R tidymodels / VIP variable importance determination

6.1k views Asked by At

Via tidymodels and the vip package in R, I computed the variable importance. Code wise it would look like this:

rf_vi_fit %>%
pull_workflow_fit() %>%
vip(geom = "point") + 
labs(title = "Random forest variable importance") 

Visually it would look something like this:

Random forest variable importance

However, what does the variable improtance actually entail? The variable importance can be based on multiple metrics, such as the gain in R-squared or the gini-loss, but I am unsure where the variable importance from the vip is based on. My other predictions has a variable importance of values around 3 to 4 instead of 0.005 as in this model.

I could not find what the variable importance is based on in the vip() documentation either.

1

There are 1 answers

0
hnagaty On

The answer to you inquiry lies in various sections in the vip documentation https://cran.r-project.org/web/packages/vip/vip.pdf.

The vip() function is a wrapper around vi() used to plot the variable importance scores. In the vip() documentation, the ... argument is "Additional optional arguments to be passed on to vi()".

In the vi() function, there is an argument called method.

method = c("model", "firm", "permute", "shap")
Character string specifying the type of variable importance (VI) to compute. Current options are:
"model" (the default), for model-specific VI scores (see vi_model() for details).
"firm", for variance-based VI scores (see vi_firm() for details).
"permute", for permutation-based VI scores (see vi_permute for details).
"shap", for Shapley-based VI scores.
For more details on the variance-based methods, see Greenwell et al. (2018) and Scholbeck et al. (2019).

Then, if you check the documentation of vi_models(), it describes in details the model-specific VI score for each type of model. Below is an excerpt describing RandomForest model specific importance.
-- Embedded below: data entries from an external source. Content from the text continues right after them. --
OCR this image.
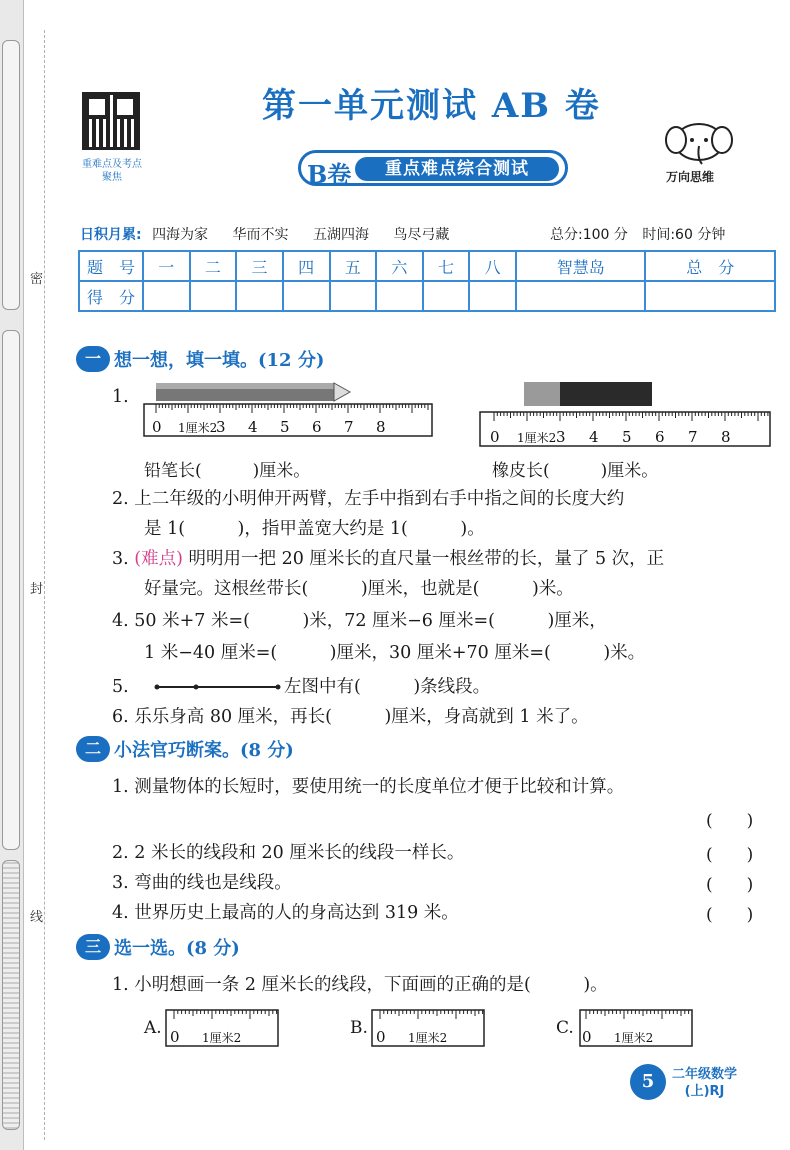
密
封
线
重难点及考点
聚焦
第一单元测试 AB 卷
B卷	重点难点综合测试	万向思维
日积月累: 四海为家 华而不实 五湖四海 鸟尽弓藏	总分:100 分 时间:60 分钟
题　号	一	二	三	四	五	六	七	八	智慧岛	总　分
得　分										
一 想一想，填一填。(12 分)
1.
0 1厘米2
3 4 5 6 7 8
0 1厘米2 3 4 5 6 7 8
铅笔长(　　　)厘米。	橡皮长(　　　)厘米。
2. 上二年级的小明伸开两臂，左手中指到右手中指之间的长度大约
是 1(　　　)，指甲盖宽大约是 1(　　　)。
3. (难点) 明明用一把 20 厘米长的直尺量一根丝带的长，量了 5 次，正
好量完。这根丝带长(　　　)厘米，也就是(　　　)米。
4. 50 米+7 米=(　　　)米，72 厘米−6 厘米=(　　　)厘米，
1 米−40 厘米=(　　　)厘米，30 厘米+70 厘米=(　　　)米。
5.	左图中有(　　　)条线段。
6. 乐乐身高 80 厘米，再长(　　　)厘米，身高就到 1 米了。
二 小法官巧断案。(8 分)
1. 测量物体的长短时，要使用统一的长度单位才便于比较和计算。
(　　)
2. 2 米长的线段和 20 厘米长的线段一样长。	(　　)
3. 弯曲的线也是线段。	(　　)
4. 世界历史上最高的人的身高达到 319 米。	(　　)
三 选一选。(8 分)
1. 小明想画一条 2 厘米长的线段，下面画的正确的是(　　　)。
A. 0 1厘米2	B. 0 1厘米2	C. 0 1厘米2
5	二年级数学
(上)RJ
Random forests typically provide two measures of variable importance.
The first measure is computed from permuting out-of-bag (OOB) data: for each tree, the prediction error on the OOB portion of the data is recorded (error rate for classification and MSE for regression). Then the same is done after permuting each predictor variable. The difference between the two are then averaged over all trees in the forest, and normalized by the standard deviation of the differences. If the standard deviation of the differences is equal to 0 for a variable, the division is not done (but the average is almost always equal to 0 in that case). See importance for details, including additional arguments that can be passed via the ... argument.
The second measure is the total decrease in node impurities from splitting on the variable, averaged over all trees. For classification, the node impurity is measured by the Gini index. For regression, it is measured by residual sum of squares. See importance for details.